SCOTUS should do its job-----------------------------------------------It did. In 1898.
http://www.law.cornell.edu/supct/html/historics/USSC_CR_0169_0649_ZO.html
Wong Kim Ark was ruled a "citizen" of the U.S. only ...NOT a "natural born citizen."
The decision argued at great length that WKA met the qualification for both NBC & 14th Amendment. In fact, the court said that the NBC clause and the 14th were using the exact same criteria for citizenship.

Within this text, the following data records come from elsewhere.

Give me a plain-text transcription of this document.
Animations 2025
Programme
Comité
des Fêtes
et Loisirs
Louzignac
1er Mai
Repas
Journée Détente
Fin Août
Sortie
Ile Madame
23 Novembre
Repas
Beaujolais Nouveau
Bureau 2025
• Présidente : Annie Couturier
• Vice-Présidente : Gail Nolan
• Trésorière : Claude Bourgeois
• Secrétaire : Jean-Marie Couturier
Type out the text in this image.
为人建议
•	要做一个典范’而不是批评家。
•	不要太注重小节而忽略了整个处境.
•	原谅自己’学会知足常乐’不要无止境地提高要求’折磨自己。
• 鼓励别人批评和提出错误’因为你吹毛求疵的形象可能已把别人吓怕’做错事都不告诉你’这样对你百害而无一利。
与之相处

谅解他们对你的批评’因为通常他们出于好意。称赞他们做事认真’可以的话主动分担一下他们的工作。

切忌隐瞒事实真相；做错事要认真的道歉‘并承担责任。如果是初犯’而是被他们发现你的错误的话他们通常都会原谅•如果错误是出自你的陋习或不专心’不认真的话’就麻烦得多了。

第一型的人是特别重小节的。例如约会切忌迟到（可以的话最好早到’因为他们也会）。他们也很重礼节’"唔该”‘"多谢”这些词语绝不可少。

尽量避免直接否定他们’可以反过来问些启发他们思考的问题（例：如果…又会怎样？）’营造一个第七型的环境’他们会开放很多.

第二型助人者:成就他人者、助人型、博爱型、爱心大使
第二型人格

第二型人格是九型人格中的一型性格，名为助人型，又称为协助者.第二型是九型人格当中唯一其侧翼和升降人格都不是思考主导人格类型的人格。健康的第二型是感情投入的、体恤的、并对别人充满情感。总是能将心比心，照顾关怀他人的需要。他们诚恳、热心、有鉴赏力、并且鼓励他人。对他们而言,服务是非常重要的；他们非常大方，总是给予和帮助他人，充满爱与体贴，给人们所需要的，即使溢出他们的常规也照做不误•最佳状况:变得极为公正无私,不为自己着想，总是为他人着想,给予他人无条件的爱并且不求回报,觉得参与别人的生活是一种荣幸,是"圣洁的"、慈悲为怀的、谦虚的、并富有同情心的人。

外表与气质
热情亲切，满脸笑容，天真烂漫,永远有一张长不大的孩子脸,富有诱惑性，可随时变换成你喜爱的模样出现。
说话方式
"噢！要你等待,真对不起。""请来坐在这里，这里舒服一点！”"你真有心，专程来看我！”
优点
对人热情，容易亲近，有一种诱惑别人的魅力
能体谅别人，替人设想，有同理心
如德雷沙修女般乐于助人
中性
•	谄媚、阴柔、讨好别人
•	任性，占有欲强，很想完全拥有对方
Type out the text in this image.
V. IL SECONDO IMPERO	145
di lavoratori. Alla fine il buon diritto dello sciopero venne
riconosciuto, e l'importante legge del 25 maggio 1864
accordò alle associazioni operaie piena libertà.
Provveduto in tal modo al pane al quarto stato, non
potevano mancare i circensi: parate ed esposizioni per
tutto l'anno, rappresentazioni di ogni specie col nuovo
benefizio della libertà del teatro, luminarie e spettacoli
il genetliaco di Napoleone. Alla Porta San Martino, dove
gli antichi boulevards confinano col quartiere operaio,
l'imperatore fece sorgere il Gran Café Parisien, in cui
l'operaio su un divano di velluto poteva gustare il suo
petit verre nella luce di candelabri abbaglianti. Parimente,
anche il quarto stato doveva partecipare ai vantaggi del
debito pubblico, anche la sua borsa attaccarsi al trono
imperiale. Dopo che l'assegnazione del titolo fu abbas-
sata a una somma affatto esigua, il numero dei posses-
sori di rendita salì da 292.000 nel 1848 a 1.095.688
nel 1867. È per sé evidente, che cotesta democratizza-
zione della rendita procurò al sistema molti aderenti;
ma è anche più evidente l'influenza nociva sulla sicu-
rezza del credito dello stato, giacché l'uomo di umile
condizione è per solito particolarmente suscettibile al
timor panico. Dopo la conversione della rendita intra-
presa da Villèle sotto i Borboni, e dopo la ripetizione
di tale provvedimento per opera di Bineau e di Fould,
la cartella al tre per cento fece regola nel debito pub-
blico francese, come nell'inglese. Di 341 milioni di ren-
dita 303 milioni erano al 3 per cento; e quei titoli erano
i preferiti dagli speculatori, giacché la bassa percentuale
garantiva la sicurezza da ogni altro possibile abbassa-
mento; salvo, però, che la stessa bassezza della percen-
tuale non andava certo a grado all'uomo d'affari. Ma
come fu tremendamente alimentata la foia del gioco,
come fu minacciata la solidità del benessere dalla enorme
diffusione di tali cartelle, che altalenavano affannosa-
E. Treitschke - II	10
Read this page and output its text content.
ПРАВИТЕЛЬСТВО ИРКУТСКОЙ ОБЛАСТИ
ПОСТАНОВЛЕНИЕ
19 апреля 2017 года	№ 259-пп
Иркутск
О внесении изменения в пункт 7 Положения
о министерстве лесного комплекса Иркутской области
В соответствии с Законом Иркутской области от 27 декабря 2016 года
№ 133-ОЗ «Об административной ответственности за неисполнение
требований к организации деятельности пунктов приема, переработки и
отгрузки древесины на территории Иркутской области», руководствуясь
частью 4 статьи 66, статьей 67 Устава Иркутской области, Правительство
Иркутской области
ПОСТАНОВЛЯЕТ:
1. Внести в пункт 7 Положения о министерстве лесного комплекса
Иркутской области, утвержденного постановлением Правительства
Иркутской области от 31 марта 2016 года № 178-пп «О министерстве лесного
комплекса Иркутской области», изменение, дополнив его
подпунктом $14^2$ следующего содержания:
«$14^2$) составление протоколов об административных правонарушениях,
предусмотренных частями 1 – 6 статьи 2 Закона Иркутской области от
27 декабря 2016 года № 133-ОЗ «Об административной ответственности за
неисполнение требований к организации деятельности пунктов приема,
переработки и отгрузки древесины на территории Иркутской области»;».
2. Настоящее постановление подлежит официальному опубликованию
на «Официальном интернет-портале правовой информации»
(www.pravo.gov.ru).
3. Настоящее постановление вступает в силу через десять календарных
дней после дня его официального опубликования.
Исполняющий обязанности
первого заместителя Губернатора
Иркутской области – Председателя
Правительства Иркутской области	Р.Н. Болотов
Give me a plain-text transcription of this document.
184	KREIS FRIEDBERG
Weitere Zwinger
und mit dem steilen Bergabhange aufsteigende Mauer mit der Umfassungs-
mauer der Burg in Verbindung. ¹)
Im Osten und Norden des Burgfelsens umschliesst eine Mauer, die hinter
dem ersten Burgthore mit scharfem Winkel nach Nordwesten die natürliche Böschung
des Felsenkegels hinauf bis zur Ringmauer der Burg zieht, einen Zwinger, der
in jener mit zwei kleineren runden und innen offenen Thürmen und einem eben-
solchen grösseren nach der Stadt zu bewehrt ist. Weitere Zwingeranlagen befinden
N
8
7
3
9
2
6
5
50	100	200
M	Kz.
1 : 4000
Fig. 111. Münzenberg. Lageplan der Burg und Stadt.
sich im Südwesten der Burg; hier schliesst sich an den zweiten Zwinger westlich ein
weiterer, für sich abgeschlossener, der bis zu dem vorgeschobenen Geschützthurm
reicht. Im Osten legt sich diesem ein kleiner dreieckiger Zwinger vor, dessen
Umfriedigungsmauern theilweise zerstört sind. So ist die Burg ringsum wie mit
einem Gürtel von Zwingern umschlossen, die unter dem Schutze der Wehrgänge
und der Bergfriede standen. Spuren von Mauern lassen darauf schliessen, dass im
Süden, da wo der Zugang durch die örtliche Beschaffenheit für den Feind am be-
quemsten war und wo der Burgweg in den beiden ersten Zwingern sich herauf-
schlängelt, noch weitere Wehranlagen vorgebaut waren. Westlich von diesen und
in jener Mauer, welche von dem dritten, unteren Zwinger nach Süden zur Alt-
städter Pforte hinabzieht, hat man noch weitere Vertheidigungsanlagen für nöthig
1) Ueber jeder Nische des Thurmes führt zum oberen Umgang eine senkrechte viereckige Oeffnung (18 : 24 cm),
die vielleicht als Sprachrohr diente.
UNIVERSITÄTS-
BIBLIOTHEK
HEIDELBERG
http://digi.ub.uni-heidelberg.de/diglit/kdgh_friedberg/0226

“The real object of the Fourteenth Amendment of the Constitution, in qualifying the words, “All persons born in the United States” by the addition “and subject to the jurisdiction thereof,” would appear to have been to exclude, by the fewest and fittest words (besides children of members of the Indian tribes, standing in a peculiar relation to the National Government, unknown to the common law), the two classes of cases — children born of alien enemies in hostile occupation and children of diplomatic representatives of a foreign State — both of which, as has already been shown, by the law of England and by our own law from the time of the first settlement of the English colonies in America, had been recognized exceptions to the fundamental rule of citizenship by birth within the country. Calvin’s Case, 7 Rep. 1, 18b; Cockburn on Nationality, 7; Dicey Conflict of Laws, 177; Inglis v. Sailors’ Snug Harbor, 3 Pet. 99, 155; 2 Kent Com. 39, 42.
The principles upon which each of those exceptions rests were long ago distinctly stated by this court. [p683]”
If the set of people who are NBC is the exact same as the set of people who are 14th Amendment citizens, then the terms are equivalent.